18 Jan Writing the Environment: A Workshop with Prof Tom Griffiths (16 February 2018, Sydney)
10am-12noon
Level 24, 123 Pitt Street, Sydney
Macquarie University City Campus
In conjunction with a public lecture as part of the HUMAN NATURE Sydney Environmental Humanities Lecture Series (15 February 2018), multi-award winning author Professor Tom Griffiths will be leading a writing workshop on 16 February 2018. The purpose of the workshop is to discuss techniques and approaches to writing non-fiction, with special attention to the challenges and opportunities of integrating the environment into historical narratives.
The workshop is open to those working in the Environmental Humanities. Preference will be given to HDR students and academics from the University of New South Wales, the University of Sydney, Western Sydney University, and Macquarie University.

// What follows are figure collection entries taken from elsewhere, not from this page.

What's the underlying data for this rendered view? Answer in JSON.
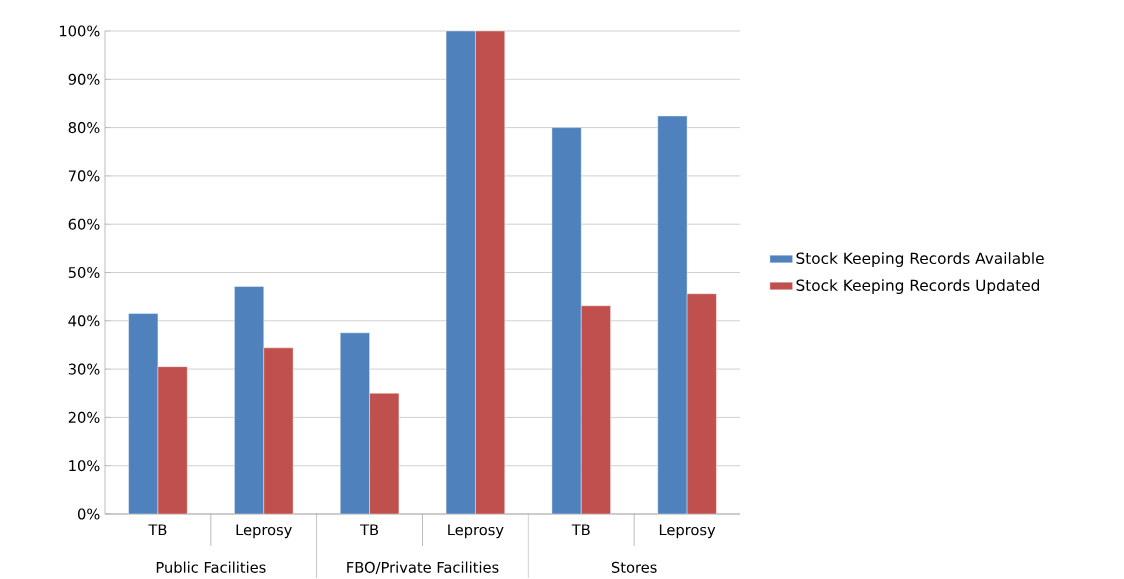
{
  "chart_data": {
    "type": "bar",
    "categories": [
      "TB",
      "Leprosy",
      "TB",
      "Leprosy",
      "TB",
      "Leprosy"
    ],
    "series": [
      {
        "name": "Stock Keeping Records Available",
        "color": "#4f81bd",
        "values": [
          41.5,
          47.1,
          37.5,
          100,
          80,
          82.4
        ]
      },
      {
        "name": "Stock Keeping Records Updated",
        "color": "#c0504d",
        "values": [
          30.5,
          34.4,
          25.0,
          100,
          43.1,
          45.6
        ]
      }
    ],
    "ylim": [
      0,
      100
    ],
    "yticks": [
      {
        "value": 0,
        "label": "0%"
      },
      {
        "value": 10,
        "label": "10%"
      },
      {
        "value": 20,
        "label": "20%"
      },
      {
        "value": 30,
        "label": "30%"
      },
      {
        "value": 40,
        "label": "40%"
      },
      {
        "value": 50,
        "label": "50%"
      },
      {
        "value": 60,
        "label": "60%"
      },
      {
        "value": 70,
        "label": "70%"
      },
      {
        "value": 80,
        "label": "80%"
      },
      {
        "value": 90,
        "label": "90%"
      },
      {
        "value": 100,
        "label": "100%"
      }
    ],
    "annotations": [
      "Public Facilities",
      "FBO/Private Facilities",
      "Stores"
    ],
    "grid": "y",
    "legend": "right"
  }
}
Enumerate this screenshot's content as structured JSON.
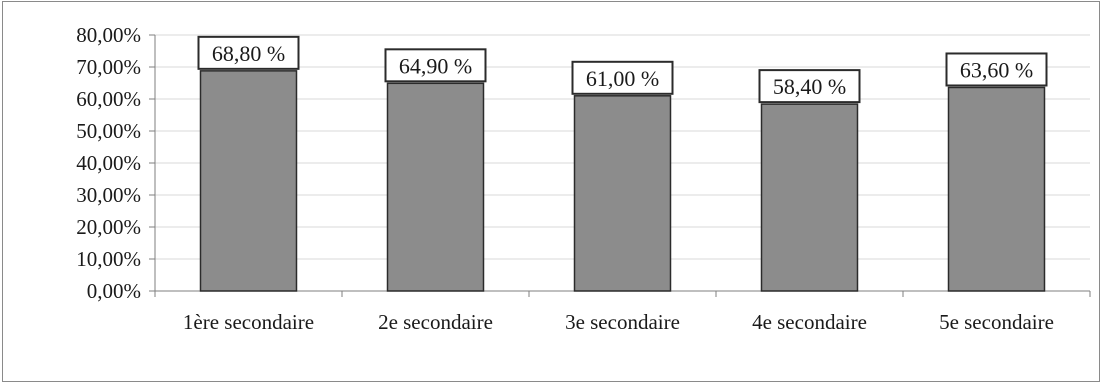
{
  "chart_data": {
    "type": "bar",
    "title": "",
    "xlabel": "",
    "ylabel": "",
    "categories": [
      "1ère secondaire",
      "2e secondaire",
      "3e secondaire",
      "4e secondaire",
      "5e secondaire"
    ],
    "values": [
      68.8,
      64.9,
      61.0,
      58.4,
      63.6
    ],
    "data_labels": [
      "68,80 %",
      "64,90 %",
      "61,00 %",
      "58,40 %",
      "63,60 %"
    ],
    "ylim": [
      0,
      80
    ],
    "yticks": [
      0,
      10,
      20,
      30,
      40,
      50,
      60,
      70,
      80
    ],
    "ytick_labels": [
      "0,00%",
      "10,00%",
      "20,00%",
      "30,00%",
      "40,00%",
      "50,00%",
      "60,00%",
      "70,00%",
      "80,00%"
    ],
    "grid": true,
    "legend": "none",
    "colors": {
      "bar": "#8c8c8c",
      "bar_edge": "#2b2b2b",
      "grid": "#d9d9d9",
      "axis": "#7f7f7f"
    }
  }
}
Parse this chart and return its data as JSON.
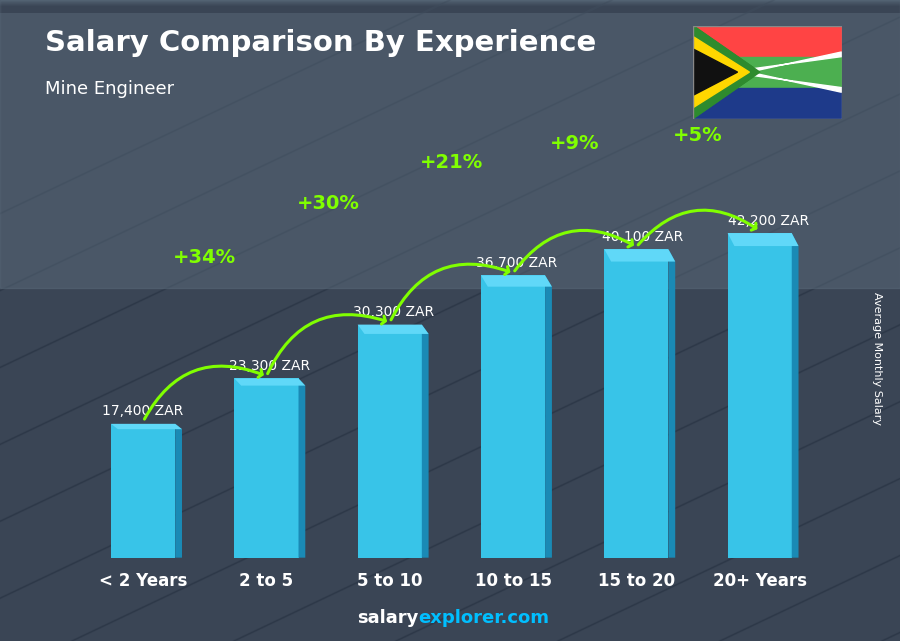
{
  "title": "Salary Comparison By Experience",
  "subtitle": "Mine Engineer",
  "categories": [
    "< 2 Years",
    "2 to 5",
    "5 to 10",
    "10 to 15",
    "15 to 20",
    "20+ Years"
  ],
  "values": [
    17400,
    23300,
    30300,
    36700,
    40100,
    42200
  ],
  "value_labels": [
    "17,400 ZAR",
    "23,300 ZAR",
    "30,300 ZAR",
    "36,700 ZAR",
    "40,100 ZAR",
    "42,200 ZAR"
  ],
  "pct_labels": [
    "+34%",
    "+30%",
    "+21%",
    "+9%",
    "+5%"
  ],
  "bar_color_main": "#38C4E8",
  "bar_color_dark": "#1A8AB5",
  "bar_color_right": "#2AADD4",
  "bar_color_top": "#60D8F8",
  "pct_color": "#80FF00",
  "title_color": "#FFFFFF",
  "subtitle_color": "#FFFFFF",
  "label_color": "#FFFFFF",
  "xlabel_color": "#FFFFFF",
  "bg_top": "#4a5a6a",
  "bg_bottom": "#1a2030",
  "footer_salary_color": "#FFFFFF",
  "footer_explorer_color": "#00BFFF",
  "ylabel_text": "Average Monthly Salary",
  "ylim": [
    0,
    50000
  ],
  "bar_width": 0.52
}
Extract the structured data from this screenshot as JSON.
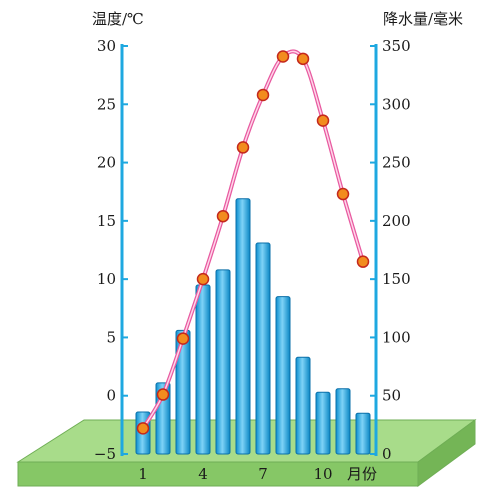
{
  "chart_data": {
    "type": "bar-line",
    "months": [
      1,
      2,
      3,
      4,
      5,
      6,
      7,
      8,
      9,
      10,
      11,
      12
    ],
    "x_tick_labels": [
      "1",
      "4",
      "7",
      "10"
    ],
    "x_tick_months": [
      1,
      4,
      7,
      10
    ],
    "x_unit": "月份",
    "temperature": {
      "axis_title": "温度/℃",
      "values": [
        -2.8,
        0.1,
        4.9,
        10.0,
        15.4,
        21.3,
        25.8,
        29.1,
        28.9,
        23.6,
        17.3,
        11.5
      ],
      "ylim": [
        -5,
        30
      ],
      "ticks": [
        -5,
        0,
        5,
        10,
        15,
        20,
        25,
        30
      ],
      "color": "#e85aa0",
      "marker_color": "#f28c1e"
    },
    "precipitation": {
      "axis_title": "降水量/毫米",
      "values": [
        36,
        61,
        106,
        145,
        158,
        219,
        181,
        135,
        83,
        53,
        56,
        35
      ],
      "ylim": [
        0,
        350
      ],
      "ticks": [
        0,
        50,
        100,
        150,
        200,
        250,
        300,
        350
      ],
      "color": "#1eaee8"
    },
    "ground_color": "#8fcf70"
  }
}
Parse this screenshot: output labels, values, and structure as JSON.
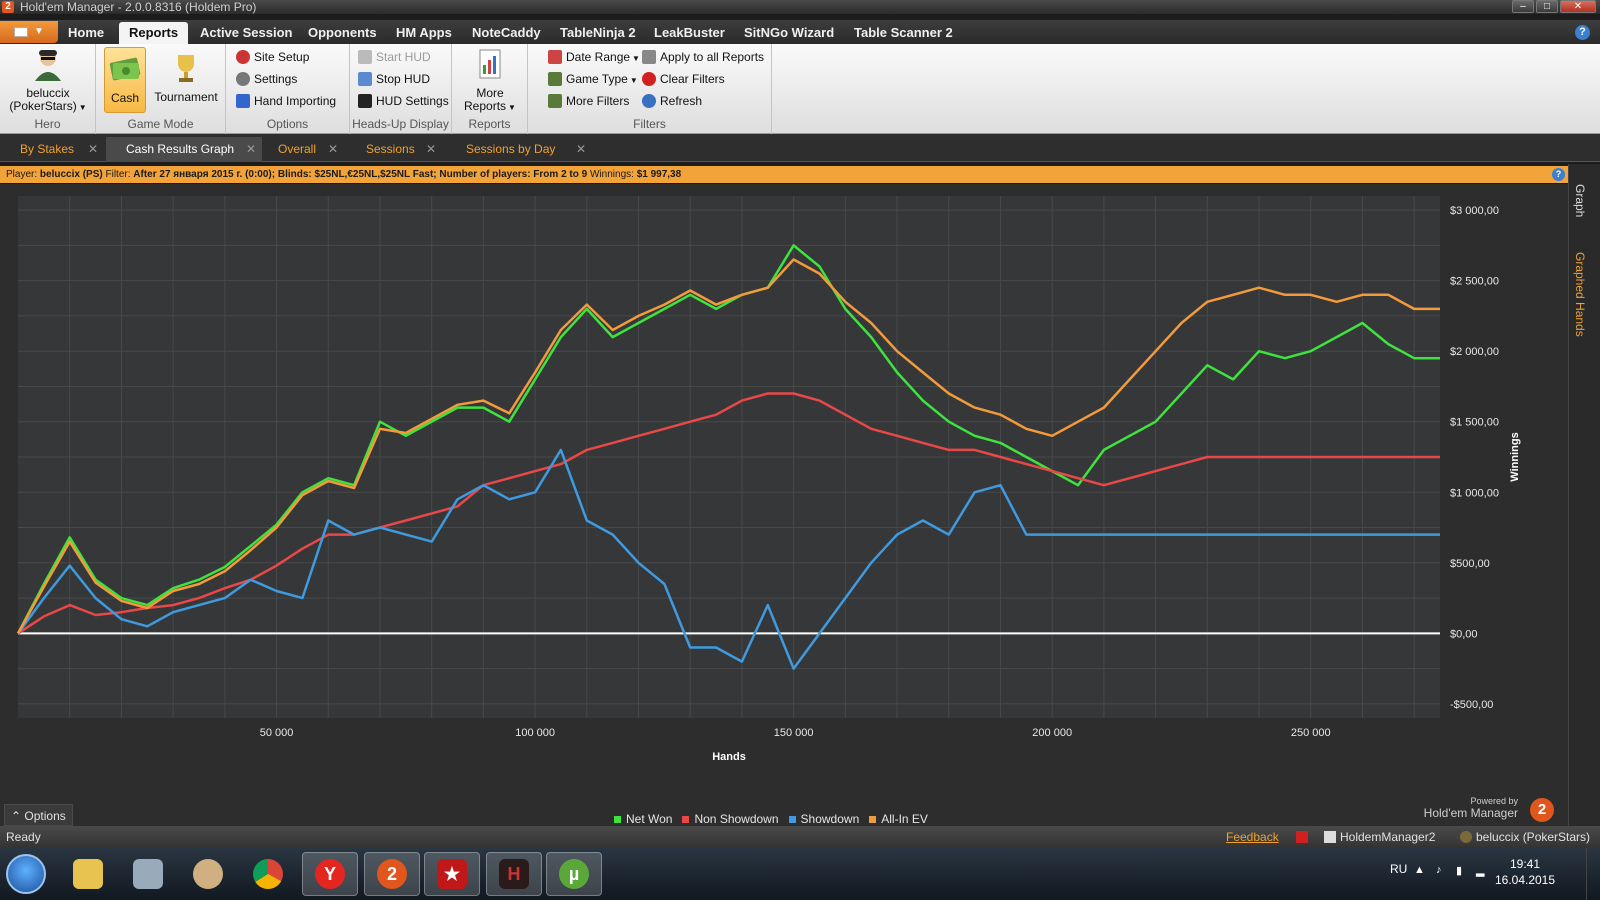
{
  "window": {
    "icon": "2",
    "title": "Hold'em Manager - 2.0.0.8316 (Holdem Pro)"
  },
  "ribbon_tabs": [
    "Home",
    "Reports",
    "Active Session",
    "Opponents",
    "HM Apps",
    "NoteCaddy",
    "TableNinja 2",
    "LeakBuster",
    "SitNGo Wizard",
    "Table Scanner 2"
  ],
  "active_ribbon_tab": "Reports",
  "ribbon": {
    "hero": {
      "name": "beluccix",
      "site": "(PokerStars)",
      "group": "Hero"
    },
    "game_mode": {
      "cash": "Cash",
      "tournament": "Tournament",
      "group": "Game Mode"
    },
    "options": {
      "site_setup": "Site Setup",
      "settings": "Settings",
      "hand_importing": "Hand Importing",
      "group": "Options"
    },
    "hud": {
      "start": "Start HUD",
      "stop": "Stop HUD",
      "settings": "HUD Settings",
      "group": "Heads-Up Display"
    },
    "reports": {
      "more_line1": "More",
      "more_line2": "Reports",
      "group": "Reports"
    },
    "filters": {
      "date_range": "Date Range",
      "game_type": "Game Type",
      "more_filters": "More Filters",
      "apply_all": "Apply to all Reports",
      "clear": "Clear Filters",
      "refresh": "Refresh",
      "group": "Filters"
    }
  },
  "doc_tabs": [
    "By Stakes",
    "Cash Results Graph",
    "Overall",
    "Sessions",
    "Sessions by Day"
  ],
  "active_doc_tab": "Cash Results Graph",
  "filter_bar": {
    "player_label": "Player:",
    "player": "beluccix (PS)",
    "filter_label": "Filter:",
    "filter": "After 27 января 2015 г. (0:00); Blinds: $25NL,€25NL,$25NL Fast; Number of players: From 2 to 9",
    "winnings_label": "Winnings:",
    "winnings": "$1 997,38"
  },
  "side_tabs": [
    "Graph",
    "Graphed Hands"
  ],
  "chart_data": {
    "type": "line",
    "xlabel": "Hands",
    "ylabel": "Winnings",
    "xlim": [
      0,
      275000
    ],
    "ylim": [
      -600,
      3100
    ],
    "x_ticks": [
      50000,
      100000,
      150000,
      200000,
      250000
    ],
    "x_tick_labels": [
      "50 000",
      "100 000",
      "150 000",
      "200 000",
      "250 000"
    ],
    "y_ticks": [
      -500,
      0,
      500,
      1000,
      1500,
      2000,
      2500,
      3000
    ],
    "y_tick_labels": [
      "-$500,00",
      "$0,00",
      "$500,00",
      "$1 000,00",
      "$1 500,00",
      "$2 000,00",
      "$2 500,00",
      "$3 000,00"
    ],
    "grid": true,
    "legend_position": "bottom",
    "x": [
      0,
      5000,
      10000,
      15000,
      20000,
      25000,
      30000,
      35000,
      40000,
      45000,
      50000,
      55000,
      60000,
      65000,
      70000,
      75000,
      80000,
      85000,
      90000,
      95000,
      100000,
      105000,
      110000,
      115000,
      120000,
      125000,
      130000,
      135000,
      140000,
      145000,
      150000,
      155000,
      160000,
      165000,
      170000,
      175000,
      180000,
      185000,
      190000,
      195000,
      200000,
      205000,
      210000,
      215000,
      220000,
      225000,
      230000,
      235000,
      240000,
      245000,
      250000,
      255000,
      260000,
      265000,
      270000,
      275000
    ],
    "series": [
      {
        "name": "Net Won",
        "color": "#3ee33e",
        "values": [
          0,
          350,
          680,
          380,
          250,
          200,
          320,
          380,
          470,
          620,
          770,
          1000,
          1100,
          1050,
          1500,
          1400,
          1500,
          1600,
          1600,
          1500,
          1800,
          2100,
          2300,
          2100,
          2200,
          2300,
          2400,
          2300,
          2400,
          2450,
          2750,
          2600,
          2300,
          2100,
          1850,
          1650,
          1500,
          1400,
          1350,
          1250,
          1150,
          1050,
          1300,
          1400,
          1500,
          1700,
          1900,
          1800,
          2000,
          1950,
          2000,
          2100,
          2200,
          2050,
          1950,
          1950
        ]
      },
      {
        "name": "Non Showdown",
        "color": "#e84848",
        "values": [
          0,
          120,
          200,
          130,
          150,
          180,
          200,
          250,
          320,
          380,
          480,
          600,
          700,
          700,
          750,
          800,
          850,
          900,
          1050,
          1100,
          1150,
          1200,
          1300,
          1350,
          1400,
          1450,
          1500,
          1550,
          1650,
          1700,
          1700,
          1650,
          1550,
          1450,
          1400,
          1350,
          1300,
          1300,
          1250,
          1200,
          1150,
          1100,
          1050,
          1100,
          1150,
          1200,
          1250,
          1250,
          1250,
          1250,
          1250,
          1250,
          1250,
          1250,
          1250,
          1250
        ]
      },
      {
        "name": "Showdown",
        "color": "#3f9ae0",
        "values": [
          0,
          250,
          480,
          250,
          100,
          50,
          150,
          200,
          250,
          380,
          300,
          250,
          800,
          700,
          750,
          700,
          650,
          950,
          1050,
          950,
          1000,
          1300,
          800,
          700,
          500,
          350,
          -100,
          -100,
          -200,
          200,
          -250,
          0,
          250,
          500,
          700,
          800,
          700,
          1000,
          1050,
          700,
          700,
          700,
          700,
          700,
          700,
          700,
          700,
          700,
          700,
          700,
          700,
          700,
          700,
          700,
          700,
          700
        ]
      },
      {
        "name": "All-In EV",
        "color": "#f39a3c",
        "values": [
          0,
          330,
          650,
          360,
          230,
          180,
          300,
          350,
          440,
          590,
          750,
          980,
          1080,
          1030,
          1450,
          1420,
          1520,
          1620,
          1650,
          1560,
          1850,
          2150,
          2330,
          2150,
          2250,
          2330,
          2430,
          2330,
          2400,
          2450,
          2650,
          2550,
          2350,
          2200,
          2000,
          1850,
          1700,
          1600,
          1550,
          1450,
          1400,
          1500,
          1600,
          1800,
          2000,
          2200,
          2350,
          2400,
          2450,
          2400,
          2400,
          2350,
          2400,
          2400,
          2300,
          2300
        ]
      }
    ]
  },
  "legend_items": [
    "Net Won",
    "Non Showdown",
    "Showdown",
    "All-In EV"
  ],
  "options_label": "Options",
  "powered_by": {
    "line1": "Powered by",
    "line2": "Hold'em Manager",
    "badge": "2"
  },
  "status": {
    "ready": "Ready",
    "feedback": "Feedback",
    "database": "HoldemManager2",
    "player": "beluccix (PokerStars)"
  },
  "taskbar": {
    "lang": "RU",
    "time": "19:41",
    "date": "16.04.2015"
  }
}
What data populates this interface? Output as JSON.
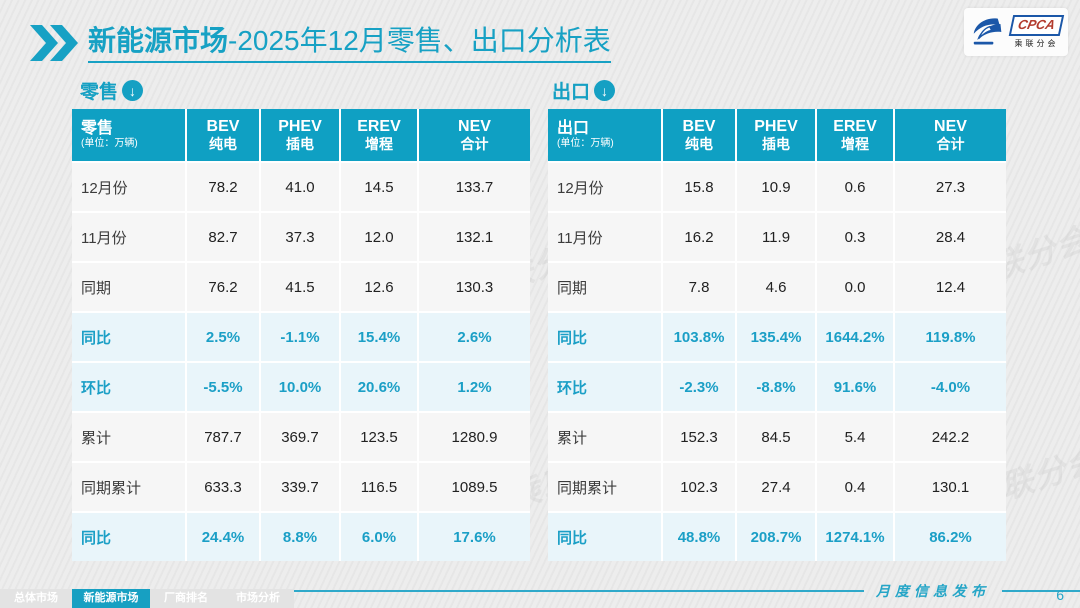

In preparation for the discussion, participants will be asked to read some selected work on this topic, which will be circulated one week prior to the workshop. The workshop is free of charge but places are strictly limited and participants will be selected based on a 100 word expression of interest. Please submit your EOI here by 1 February 2018 (via google forms): https://goo.gl/forms/qpnFh5AJELAH1cQ12
The Sydney Environmental Humanities Lecture Series is jointly funded and coordinated by the University of New South Wales, Macquarie University, Western Sydney University, the University of Sydney and the Australian Museum.
Professor Tom Griffiths is the author of Hunters and Collectors: The Antiquarian Imagination in Australia (1996), Forests of Ash: An Environmental History (2001) and Slicing the Silence: Voyaging to Antarctica (2007). His most recent book is The Art of Time Travel: Historians and their Craft (2016), which was awarded the 2017 Ernest Scott Prize for History and ACT Book of the Year Award. Tom is the W K Hancock Professor of History in the Research School of Social Sciences at the Australian National University, Chair of the Editorial Board of the Australian Dictionary of Biography and Director of the Centre for Environmental History at ANU. His books and essays have won prizes in history, science, literature, politics and journalism including the Douglas Stewart Prize for Non-Fiction, the Eureka Science Book Prize and the Prime Minister’s Prize for Australian History. In 2014 he was appointed an Officer of the Order of Australia.